RACHEL Penno’s gut instinct tells her there is something more to the disappearance of her only son.
“I just don’t know what that is at this moment,” she said.
“But my gut is telling me there is something else. Jayden just wouldn’t go bush like that.
“I’ve got to let the police piece this puzzle together.”
Ms Penno did everything to get from Newcastle to Charters Towers, in North Queensland, where Jayden Penno-Tompsett mysteriously vanished on New Year’s Eve on a boy’s trip to Cairns.
She hadn’t slept, battled car troubles after hitting a kangaroo, and, just 20 kilometres out of Charters Towers, ran out of fuel on the lonely Flinders Highway in the dark of the night.
When she finally got there, she met with detectives and went looking for herself, sifting through the dry country and navigating the maze of back roads that weaves through farmland, even getting lost herself.
It isn’t hard to do.
On Wednesday, she was there again with police as they ramped up the search to find Mr Penno-Tompsett, canvassing a massive area that spans 85 square kilometres of rugged terrain near the Burdekin River, north of Stockroute Drive, an area police were told the 22-year-old left the car.
Emergency services have vowed not to stop despite the “huge effort” they have on their hands.
Described by senior police as a “slow, arduous” process, the search area is full of dry creeks and large vegetation that has prevented the use of helicopters.
Recent rain, including a massive dumping on Monday of 86.1mm, the drought-stricken town’s wettest day in five years, has hampered search efforts.
From one extreme to the next, there has also been searing heat.
But Townsville District police Inspector Roger Whyte insisted the search effort was “evidence-based” and he vowed to leave “no stone unturned”.

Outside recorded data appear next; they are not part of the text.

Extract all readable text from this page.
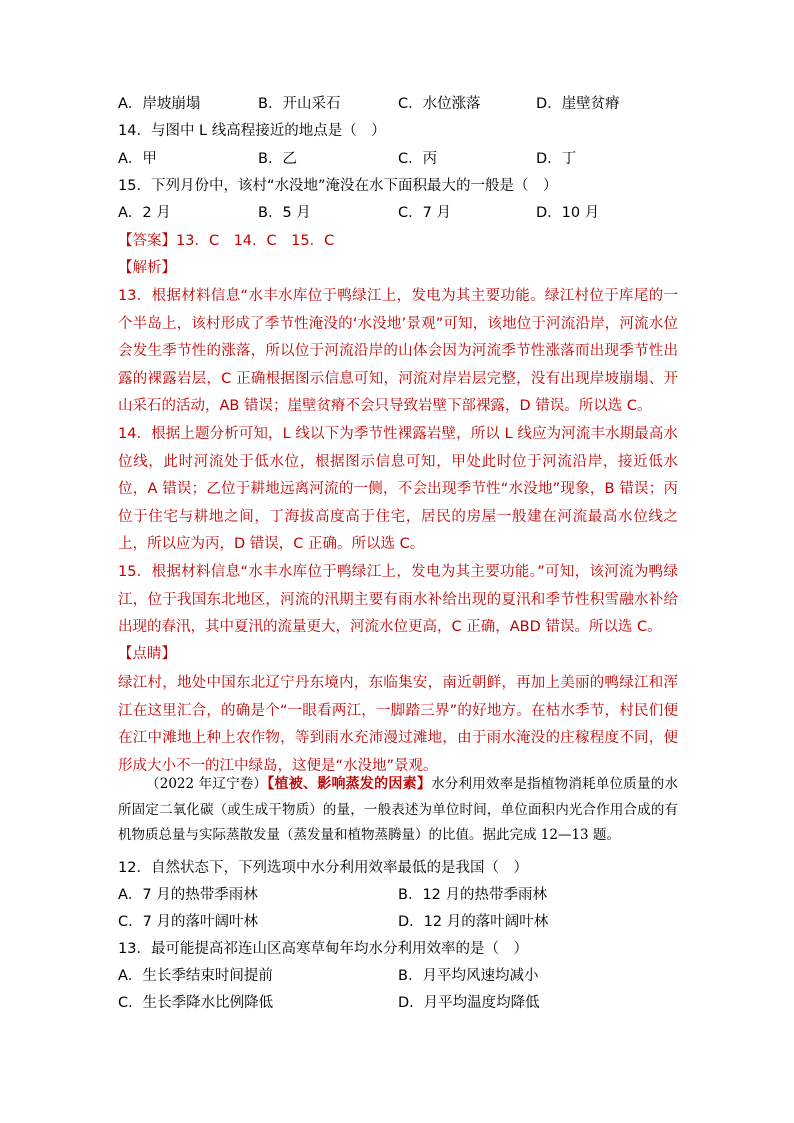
A．岸坡崩塌	B．开山采石	C．水位涨落	D．崖壁贫瘠
14．与图中 L 线高程接近的地点是（　）
A．甲	B．乙	C．丙	D．丁
15．下列月份中，该村“水没地”淹没在水下面积最大的一般是（　）
A．2 月	B．5 月	C．7 月	D．10 月
【答案】13．C　14．C　15．C
【解析】
13．根据材料信息“水丰水库位于鸭绿江上，发电为其主要功能。绿江村位于库尾的一个半岛上，该村形成了季节性淹没的‘水没地’景观”可知，该地位于河流沿岸，河流水位会发生季节性的涨落，所以位于河流沿岸的山体会因为河流季节性涨落而出现季节性出露的裸露岩层，C 正确根据图示信息可知，河流对岸岩层完整，没有出现岸坡崩塌、开山采石的活动，AB 错误；崖壁贫瘠不会只导致岩壁下部裸露，D 错误。所以选 C。
14．根据上题分析可知，L 线以下为季节性裸露岩壁，所以 L 线应为河流丰水期最高水位线，此时河流处于低水位，根据图示信息可知，甲处此时位于河流沿岸，接近低水位，A 错误；乙位于耕地远离河流的一侧，不会出现季节性“水没地”现象，B 错误；丙位于住宅与耕地之间，丁海拔高度高于住宅，居民的房屋一般建在河流最高水位线之上，所以应为丙，D 错误，C 正确。所以选 C。
15．根据材料信息“水丰水库位于鸭绿江上，发电为其主要功能。”可知，该河流为鸭绿江，位于我国东北地区，河流的汛期主要有雨水补给出现的夏汛和季节性积雪融水补给出现的春汛，其中夏汛的流量更大，河流水位更高，C 正确，ABD 错误。所以选 C。
【点睛】
绿江村，地处中国东北辽宁丹东境内，东临集安，南近朝鲜，再加上美丽的鸭绿江和浑江在这里汇合，的确是个“一眼看两江，一脚踏三界”的好地方。在枯水季节，村民们便在江中滩地上种上农作物，等到雨水充沛漫过滩地，由于雨水淹没的庄稼程度不同，便形成大小不一的江中绿岛，这便是“水没地”景观。
（2022 年辽宁卷）【植被、影响蒸发的因素】水分利用效率是指植物消耗单位质量的水所固定二氧化碳（或生成干物质）的量，一般表述为单位时间，单位面积内光合作用合成的有机物质总量与实际蒸散发量（蒸发量和植物蒸腾量）的比值。据此完成 12—13 题。
12．自然状态下，下列选项中水分利用效率最低的是我国（　）
A．7 月的热带季雨林	B．12 月的热带季雨林
C．7 月的落叶阔叶林	D．12 月的落叶阔叶林
13．最可能提高祁连山区高寒草甸年均水分利用效率的是（　）
A．生长季结束时间提前	B．月平均风速均减小
C．生长季降水比例降低	D．月平均温度均降低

Some authorities still believe Mr Penno-Tompsett could be found alive with various water sources in the area.
Detectives have also not ruled out the possibility the 22-year-old hitchhiked out of Charters Towers.
“We would not be searching here if we did not believe we could find Jayden,” Inspector Whyte said on Wednesday.
For a mother in uncharted territory, hope is everything.
“I still have hope he’s going to come back,” Ms Penno said.
“I just want him to come back … I just want him to come back.”
Police again appealed for anyone in Newcastle or the Hunter Region who may have information about Mr Penno-Tompsett’s disappearance to come forward.